Since VIDA started pestering literary publications with its counting in 2009, editors have proffered one dominant explanation for their male dominance. Times Literary Supplement editor Peter Stothard said that his organization’s imbalance reflected that of the “authorship of published books,” and that “The TLS is only interested in getting the best reviews of the most important books,” not in “making a fetish of having 50/50 contributors.” Granta editor John Freeman put it this way: “We have to ask a deeper question, which is how gendered are our notions of storytelling?” In 2011, the New Republic’s Ruth Franklin responded to VIDA’s 2010 count by publishing her own brief tally of the gender breakdown in books published that year. After inspecting the fall 2010 catalogs from 13 publishing houses, she found that Penguin imprint Riverhead was the most equitable, with 55 percent of its books written by men, but other major publishing houses favored men by 70 and 80 percent. Just 15 percent of the books published by Harvard University Press were written by women. And independent houses scored even worse—Graywolf published the most women, at 25 percent; Dalkey Archive Press topped out at 10 percent female.
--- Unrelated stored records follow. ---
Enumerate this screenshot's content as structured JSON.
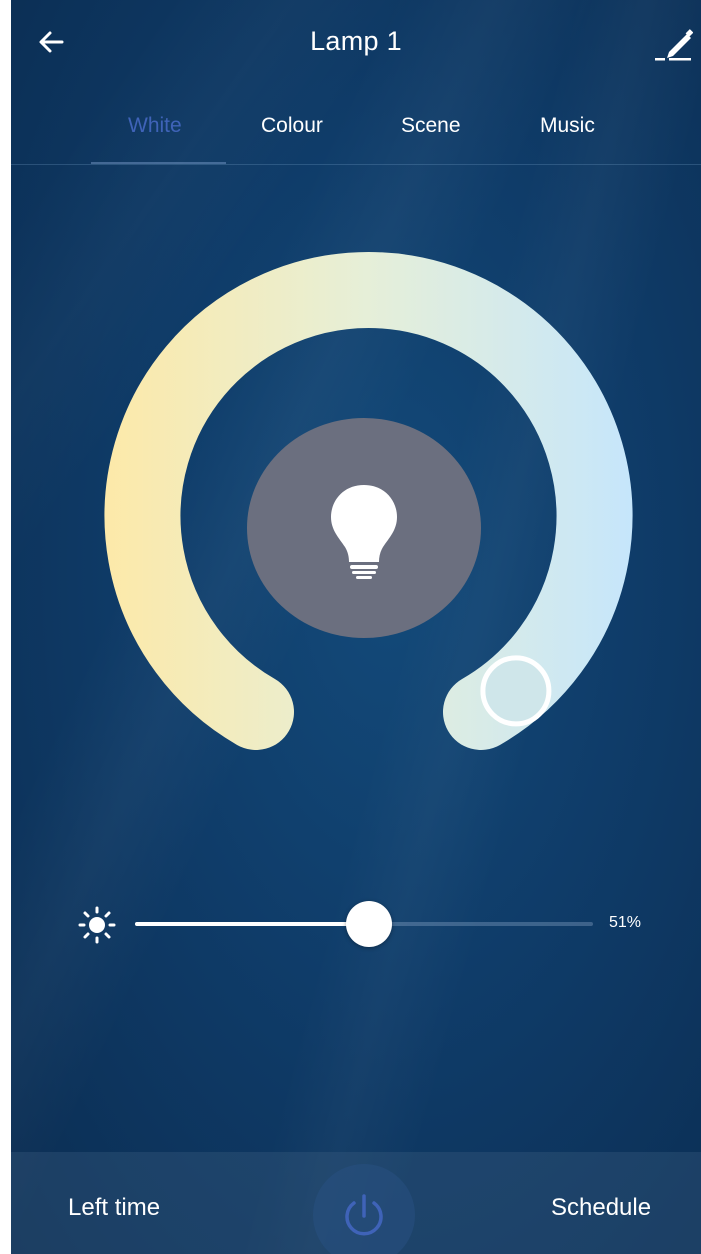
{
  "header": {
    "title": "Lamp 1",
    "back_icon": "back-arrow-icon",
    "edit_icon": "edit-pencil-icon"
  },
  "tabs": [
    {
      "label": "White",
      "active": true
    },
    {
      "label": "Colour",
      "active": false
    },
    {
      "label": "Scene",
      "active": false
    },
    {
      "label": "Music",
      "active": false
    }
  ],
  "temperature_dial": {
    "icon": "lightbulb-icon",
    "warm_color": "#fde9a8",
    "cool_color": "#c6e6fb",
    "value": 0.97
  },
  "brightness": {
    "icon": "sun-icon",
    "value": 51,
    "label": "51%"
  },
  "bottom_bar": {
    "left_time_label": "Left time",
    "schedule_label": "Schedule",
    "power_icon": "power-icon"
  },
  "colors": {
    "active_tab": "#3f63b8",
    "bulb_bg": "#6b6f7f",
    "power_icon": "#3f63b8"
  }
}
So the men in charge of literary coverage make a compelling argument: You can’t review books that women don’t publish. Look at the literary journals that VIDA found to be the most gender equitable, and you’ll notice that they just don’t review that many books in a given year. Ninth Letter, a journal published out of the University of Illinois at Urbana-Champaign, featured 62.5 percent female authors and reviewers last year, but that’s out of 64 people total. N+1 featured 17 women and 16 men in 2013. The Gettysburg Review, Conjunctions, the Paris Review, Tin House, and Callaloo also received high marks by keeping their total counts low. (Though not included in VIDA’s official count, the Slate Book Review last year published 70 pieces by men and 58 by women.) Meanwhile, the New York Review of Books featured a total of 800 writers last year. The New Yorker featured 808, the New Republic featured 462, and the Times Literary Supplement featured 2,951. Maintaining gender equity in your book reviews is easier if you can pick and choose a small number to feature out of the thousands of books released every year. It’s harder when you aim to review more than 2,000 of them. When the New York Review of Books’ Silvers admitted that he hopes to publish more women in the future, he also pointed out that his publication functionally highlights the work of more female authors and reviewers than these gender equitable outlets do. He just highlights a lot more men, too.
There’s just one wrinkle in the supply argument, and it is the New York Times Book Review. Last year, incoming editor Pamela Paul pledged to feature “a diversity of author backgrounds and ideologies and arguments, a diversity of genre, a diversity of subject matter” in the review. And last year, the book review published 725 women and 894 men, bringing its male dominance to a slight 55 percent. It did that by publishing more books by female authors than its peers do, but it also did it by focusing on hiring female critics to review them—one aspect of the process that can’t be explained away by the habits of publishing houses. Meanwhile, McSweeney’s featured a total of just 56 authors and reviewers in 2013, and still couldn’t manage to make a quarter of them women. What’s its excuse?